Well here’s the one you’ve probably been waiting for, or one of them. Certainly no player generated more debate, or more jokes, than Brent Seabrook. We beat the drum of suckage all year, while other screamed just as passionately that we weren’t seeing his brilliance correctly. The truth is almost certainly in the middle (but leaned to our side ha ha ha). Let’s see if we can find it.
Regular Season: 82 games, 7 goals, 34 assists, 41 points, +23, 0.12 Behind The Net Rating, 16.17 Corsi per 60 (+6.2 Corsi Relative per 60)
Playoffs: 16 games, 3 goals, 12 assists, 15 points, +0, -0.10 Behind The Net Rating, -2.01 Corsi per 60 (+1.1 Corsi Relative per 60)
What We Liked: Um… let’s see… um…. Anyway, seriously, Seabrook recovered toward the end of the year after a very rocky start to the season, and after a month off was ok in March and April. Decent on the power play (as it didn’t involve too much skating) as he has the biggest shot from the point and actually knew how to move along the blue line to get himself space, a lesson Duncan Keith has yet to grasp. 40 points from the blue line is hard to ignore, no matter how it came about. And… that’s it.

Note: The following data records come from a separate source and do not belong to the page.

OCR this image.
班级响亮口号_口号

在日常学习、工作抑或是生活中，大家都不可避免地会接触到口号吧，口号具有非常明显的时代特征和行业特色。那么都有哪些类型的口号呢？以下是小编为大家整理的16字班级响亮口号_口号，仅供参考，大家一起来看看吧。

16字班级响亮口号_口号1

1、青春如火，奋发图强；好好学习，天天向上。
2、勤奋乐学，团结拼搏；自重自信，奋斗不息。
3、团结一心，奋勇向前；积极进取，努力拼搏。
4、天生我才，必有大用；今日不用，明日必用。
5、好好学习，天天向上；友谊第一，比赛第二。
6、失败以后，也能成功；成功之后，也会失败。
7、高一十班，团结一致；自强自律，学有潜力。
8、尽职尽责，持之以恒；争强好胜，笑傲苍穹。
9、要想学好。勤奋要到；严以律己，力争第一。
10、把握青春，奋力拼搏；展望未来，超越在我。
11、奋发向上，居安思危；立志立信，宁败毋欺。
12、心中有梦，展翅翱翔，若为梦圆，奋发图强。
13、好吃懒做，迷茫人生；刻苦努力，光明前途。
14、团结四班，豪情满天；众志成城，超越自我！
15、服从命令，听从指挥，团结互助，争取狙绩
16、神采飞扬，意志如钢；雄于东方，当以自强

What We Didn’t Like: Buckle up. When looking at Seabrook merely on a sheet of paper, it’s hard to say that he had a bad year. The points, the plus-minus, the metrics, they all point to an effective player. But if you watched every game, you saw someone profiting greatly from the brilliance of his partner and the forwards ahead of him. Not only was Seabrook skating with the likely Norris winner, but he spent the most time behind Toews, Hossa, and Sharp. And they all covered for his sluggishness/laziness/nacho-ness. Regularly Seabrook just looked a half step behind the play, and that eventually reared its ugly head in the Conference Final when Seabrook was regularly caught watching as some King had all the time in the world in front. Seabrook also nearly put the Hawks to the sword with his moronic hit on David Backes, and was bailed out by Sheldon Brookbank playing some of the best hockey of his life in his absence. Seabrook looked this way for most of last year as well, and we wrote it off as not having played during the lockout and then crashed into an intense regular season. What’s the excuse this time around?
What Is It, You Would Say, You Do Here: A more interesting question than we ever thought it might be. There have been whispers, mostly from us admittedly, that Seabrook could be had in a trade. That’s still very unlikely, but you can see the reasons for it. The market for free agent defensemen is absolute garbage this summer, which means you could essentially name your price for Seabrook if he were made available. He’s still under 30 and for a top pairing d-man his contract isn’t unreasonable.
That said, I would be absolutely floored if the Hawks moved Seabrook, and Stan would have to be floored by an offer. So would Seabrook, who has a no-movement clause (as do most of the Hawks, it seems). It’s still much more likely that Oduya is the one who will go, and the Hawks will hope that Seabrook can recapture the form of ’10-’12 when he was almost certainly better than Keith. At age 29 it’s certainly feasible that Seabrook can find it again, as he shouldn’t be on the decline yet. But next year, he’ll probably get a good look at the first kid who could genuinely replace him one day in Stephen Johns. Maybe that will light a fire under his well-fed ass.